Nietzsche, Humain, trop humain: besoin et travail

Fait par l'élève. Le corrigé complet. Note obtenue : 16.

Dernière mise à jour : 15/09/2021 • Proposé par: marech (élève) •

Texte étudié

«Le besoin nous contraint au travail dont le produit apaise le besoin : le réveil toujours nouveau des besoins nous habitue au travail. Mais dans les pauses où les besoins sont apaisés et, pour ainsi dire, endormis, l’ennui vient nous surprendre. Qu’est-ce à dire ? C’est l’habitude du travail en général qui se fait à présent sentir comme un besoin nouveau, adventice ; il sera d’autant plus fort que l’on est plus fort habitué à travailler, peut-être même que l’on a souffert plus fort des besoins. Pour échapper à l’ennui, l’homme travaille au-delà de la mesure de ses autres besoins ou il invente le jeu, c’est-à-dire le travail qui ne doit apaiser aucun autre besoin que celui du travail en général. Celui qui est saoul du jeu et qui n’a point, par de nouveaux besoins, de raison de travailler, celui-là est pris parfois du désir d’un troisième état, qui serait au jeu ce que planer est à danser, ce que danser est à marcher, d’un mouvement bienheureux et paisible : c’est la vision de bonheur des artistes et des philosophes.»

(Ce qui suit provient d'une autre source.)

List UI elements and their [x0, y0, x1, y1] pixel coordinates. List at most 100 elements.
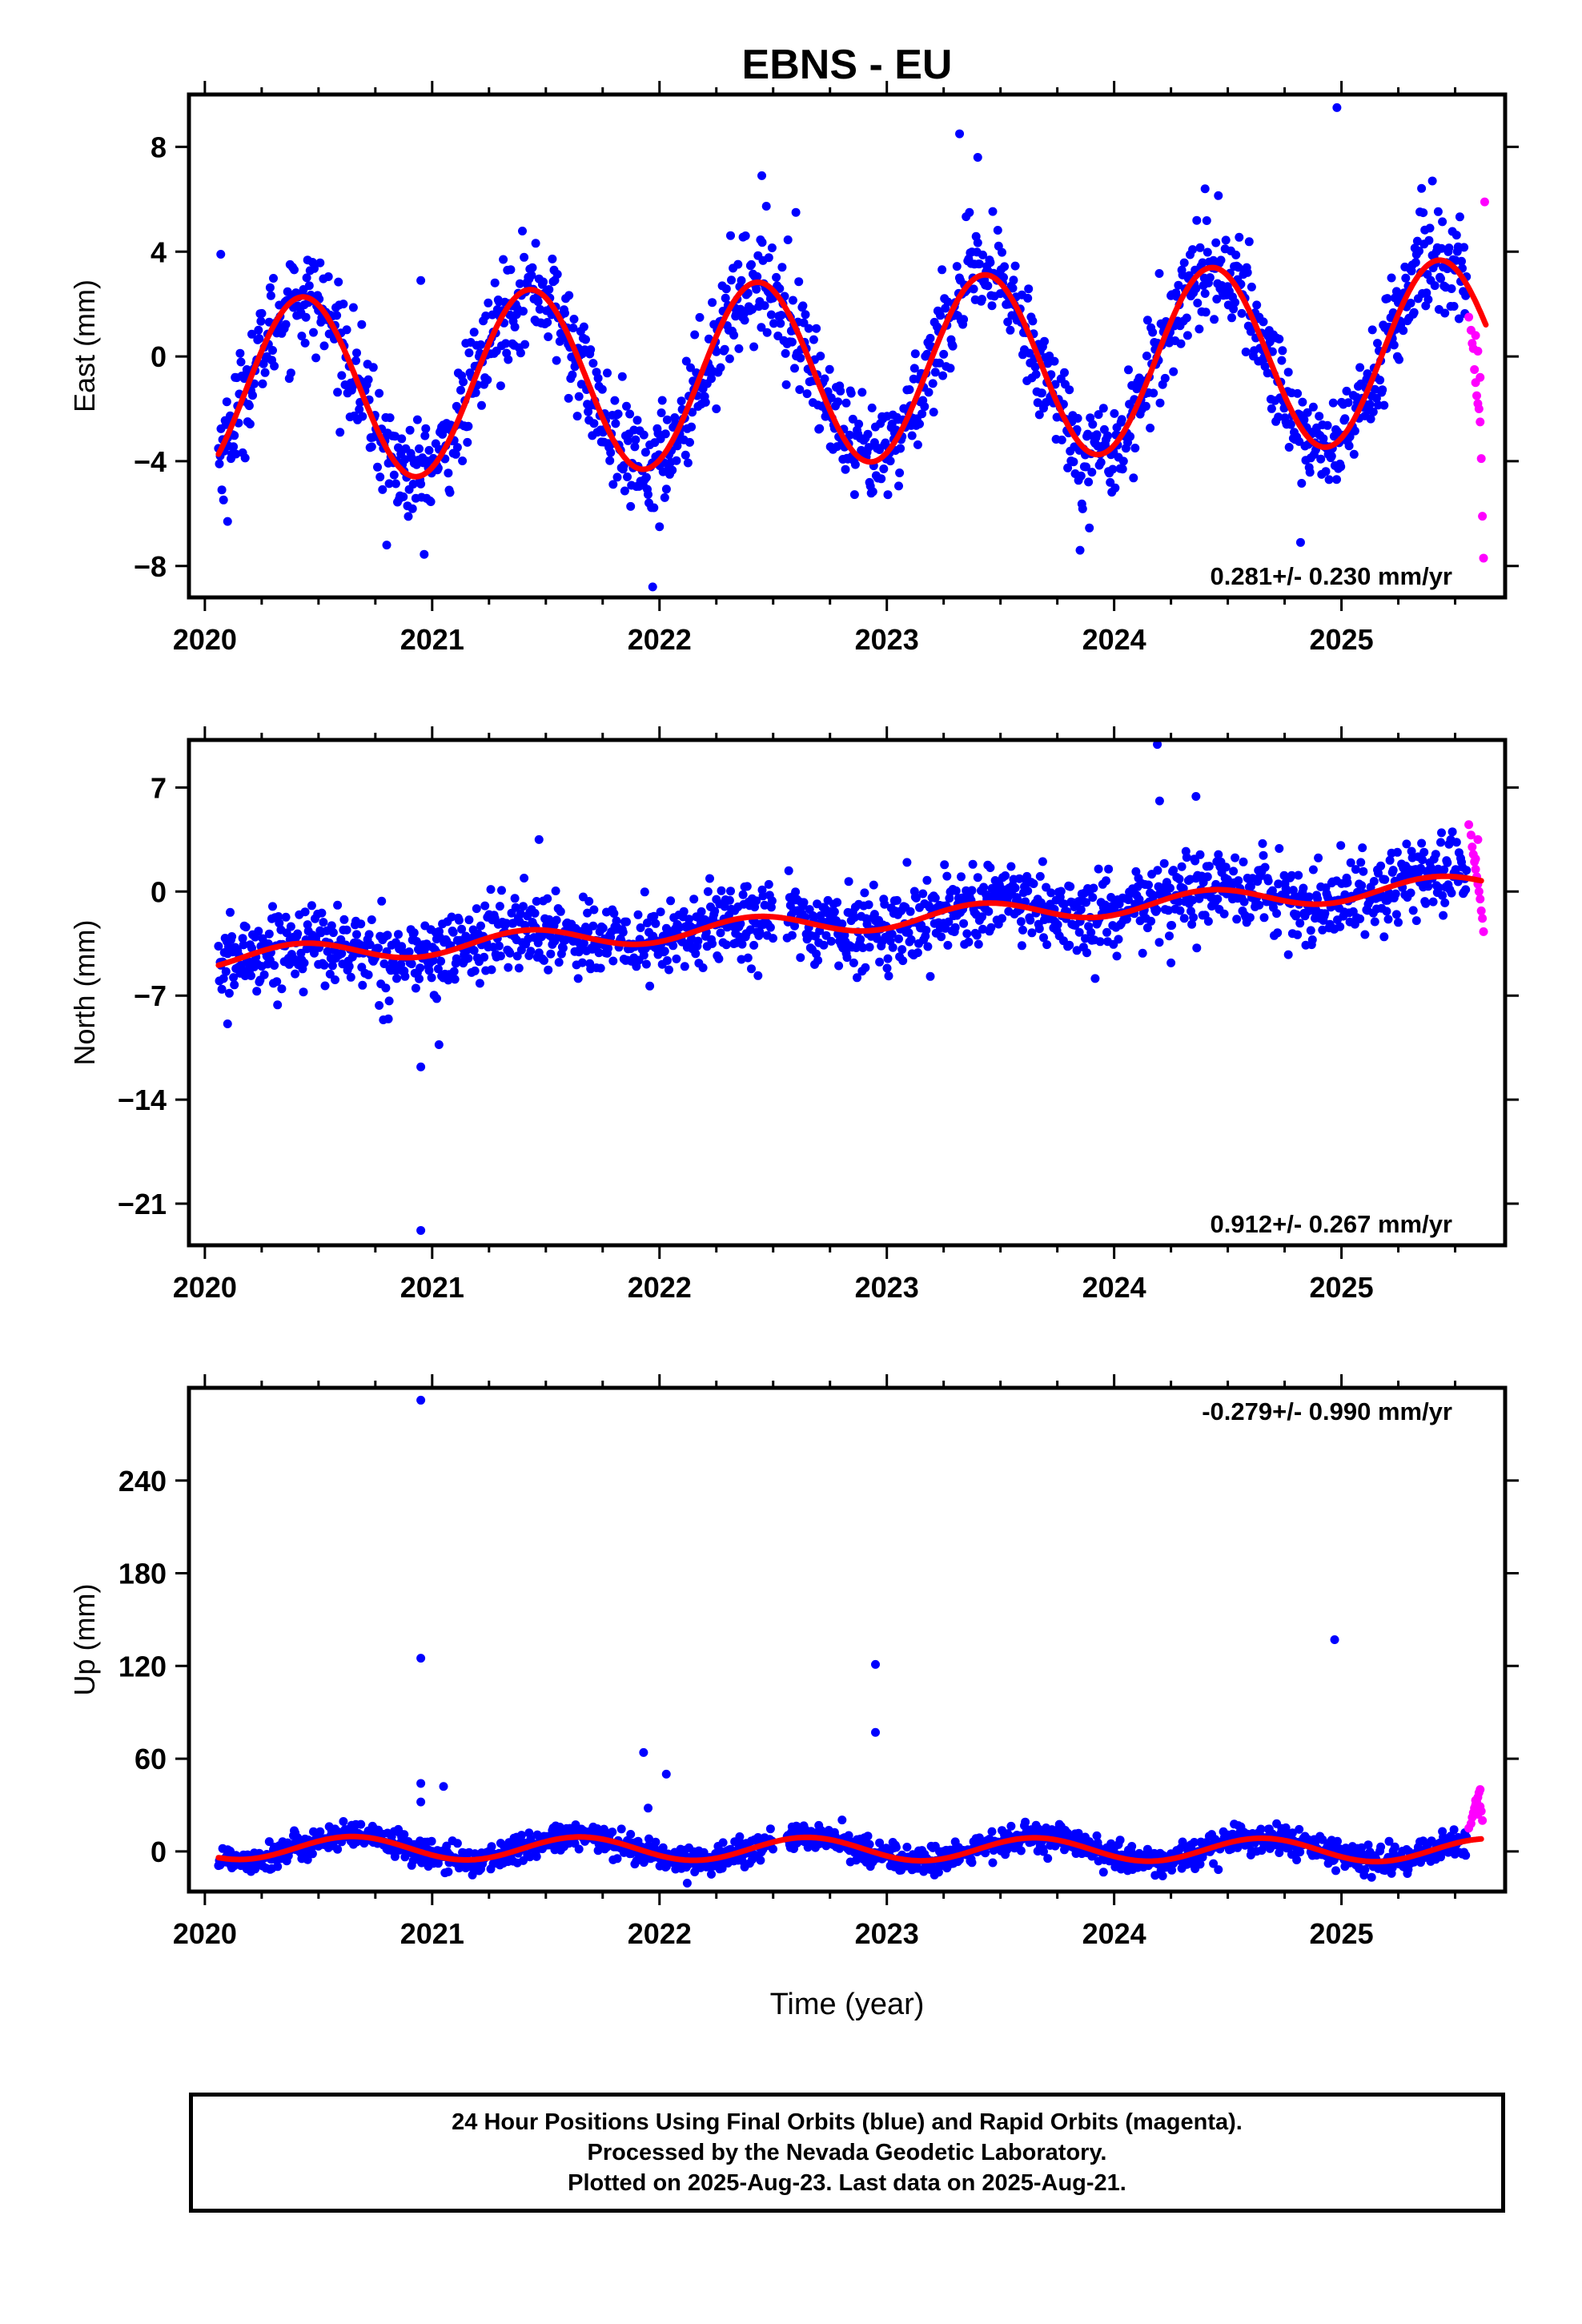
- data-point: [1187, 919, 1197, 929]
- rapid-point: [1479, 553, 1488, 563]
- data-point: [400, 1830, 409, 1839]
- model-fit-line: [215, 873, 1484, 968]
- data-point: [1440, 898, 1450, 907]
- data-point: [757, 238, 767, 247]
- data-point: [1303, 408, 1312, 417]
- data-point: [609, 909, 619, 919]
- data-point: [756, 1856, 765, 1865]
- data-point: [967, 886, 977, 895]
- rapid-point: [1476, 1802, 1485, 1811]
- data-point: [610, 396, 620, 405]
- data-point: [290, 265, 299, 275]
- outlier-point: [1427, 176, 1437, 186]
- data-point: [1447, 284, 1456, 293]
- data-point: [849, 913, 859, 923]
- data-point: [1454, 314, 1464, 324]
- data-point: [1452, 231, 1461, 240]
- data-point: [254, 325, 263, 335]
- plot-area: [214, 103, 1489, 592]
- data-point: [608, 1827, 617, 1837]
- data-point: [620, 486, 629, 496]
- data-point: [861, 963, 870, 972]
- outlier-point: [1330, 924, 1339, 934]
- data-point: [605, 456, 615, 465]
- data-point: [1287, 1828, 1297, 1838]
- data-point: [584, 897, 594, 906]
- data-point: [552, 356, 561, 365]
- data-point: [375, 472, 385, 482]
- data-point: [471, 388, 480, 397]
- data-point: [281, 912, 291, 922]
- data-point: [317, 908, 327, 918]
- data-point: [1360, 1865, 1370, 1874]
- data-point: [526, 947, 536, 956]
- data-point: [1033, 398, 1042, 408]
- data-point: [651, 919, 661, 928]
- data-point: [1021, 897, 1030, 907]
- data-point: [1406, 299, 1415, 308]
- data-point: [880, 899, 889, 909]
- data-point: [1014, 874, 1024, 883]
- data-point: [348, 303, 358, 312]
- data-point: [1306, 926, 1315, 935]
- data-point: [496, 381, 505, 391]
- data-point: [300, 338, 310, 348]
- data-point: [535, 304, 544, 314]
- data-point: [1152, 905, 1162, 915]
- data-point: [1375, 376, 1385, 385]
- x-tick-label: 2020: [173, 1271, 237, 1304]
- data-point: [1050, 356, 1059, 366]
- data-point: [1431, 850, 1440, 859]
- data-point: [586, 345, 596, 355]
- data-point: [826, 936, 836, 946]
- data-point: [1333, 1836, 1342, 1846]
- data-point: [1195, 243, 1205, 252]
- data-point: [1437, 828, 1446, 838]
- data-point: [649, 503, 659, 513]
- data-point: [1308, 402, 1318, 412]
- data-point: [1260, 362, 1270, 371]
- data-point: [1118, 456, 1128, 466]
- data-point: [1355, 363, 1365, 372]
- data-point: [1149, 388, 1158, 398]
- data-point: [978, 924, 987, 934]
- data-point: [400, 455, 410, 464]
- data-point: [504, 963, 513, 972]
- data-point: [1017, 941, 1026, 951]
- data-point: [269, 274, 278, 283]
- data-point: [749, 940, 759, 950]
- y-tick-label: 8: [151, 131, 167, 163]
- outlier-point: [955, 129, 965, 139]
- data-point: [804, 324, 813, 333]
- data-point: [1461, 1851, 1471, 1860]
- data-point: [438, 429, 448, 439]
- data-point: [1001, 871, 1010, 880]
- data-point: [469, 946, 479, 955]
- data-point: [1060, 368, 1069, 377]
- data-point: [407, 959, 416, 969]
- data-point: [574, 1844, 584, 1854]
- data-point: [611, 419, 620, 428]
- data-point: [1299, 883, 1308, 893]
- data-point: [616, 1824, 626, 1834]
- data-point: [514, 963, 524, 973]
- data-point: [740, 316, 749, 325]
- data-point: [930, 893, 940, 903]
- data-point: [339, 915, 349, 924]
- data-point: [1247, 282, 1256, 292]
- data-point: [337, 949, 347, 959]
- data-point: [606, 448, 616, 457]
- data-point: [487, 965, 496, 975]
- data-point: [1298, 397, 1307, 407]
- data-point: [1103, 431, 1112, 440]
- data-point: [374, 943, 383, 953]
- outlier-point: [791, 207, 801, 217]
- data-point: [1229, 304, 1239, 314]
- data-point: [235, 348, 245, 358]
- data-point: [1363, 1840, 1373, 1850]
- data-point: [548, 254, 557, 263]
- data-point: [404, 947, 414, 956]
- data-point: [937, 932, 946, 942]
- data-point: [516, 1831, 526, 1840]
- data-point: [765, 923, 775, 932]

Nietzsche, Humain, trop humain - I §611

Le texte proposé est de Nietzsche qui est un philosophe du soupçon. Il nous fait réviser nos conceptions sur nous-mêmes, sur le sens que nous donnons à notre activité, sur notre rapport au monde et aux autres. Quel est le sens du travail ? Pourquoi travaillons-nous ? Le texte commence de façon conventionnelle. Le rapport du travail au besoin n’a rien d’original. A cause de la rareté, l’homme s’est mis à travailler, mais comme il n’est pas autosuffisant, il a besoin des autres membres de la société pour satisfaire tous ses besoins, d’où la division du travail et par suite de cela l’échange s’est instauré comme prélude au commerce. L’activité économique devient le moteur et le critère de la bonne santé d’une société grâce au travail fourni par la population active, grâce à l’accroissement de la productivité et de la consommation. Le travail devient source de richesse selon les économistes libéraux et une valeur fondamentale de la société capitaliste. C’est devenu l’objectif principal de toute formation et de toute éducation ; Il y a un conditionnement au travail. On prépare les jeunes à la vie active. Le but sera de trouver un travail intéressant afin d’obtenir une rémunération qui permette d’acquérir un statut social et de fonder un ménage qui consomme et qui a des besoins. On entre dans le cycle travail-besoin. Le travail qui est initialement utile à la vie est devenu une valeur négative. Il est synonyme de peine, de souffrance et d’exploitation. Par une aberration propre à la psychologie de l’homme qui n’est pas à une contradiction près, on se met à valoriser le travail dans une hypothétique réalisation de soi. Travail et devoir se trouvent associés On ne travaille plus pour vivre mais pour travailler.
La suite du texte va se concentrer sur la transformation de l’homme par son activité. Il ne pourra plus se passer du travail. Il devient un enragé du travail. Les pauses et les loisirs vont l’ennuyer. Il ne peut plus rester inactif ; Il ne travaille plus pour satisfaire des besoins, mais pour échapper à l’ennui. Le travail est devenu une habitude.
Une alternative à cette situation d’enlisement sera l’invention d’une autre activité qui n’aura pour but que d’apaiser le besoin de travailler. Ce sera le jeu.
Une dernière étape que l’auteur appelle le troisième état n’est pas bien précisée, mais qui serait au jeu ce que planer est à danser, c’est la vision de bonheur des philosophes et des artistes.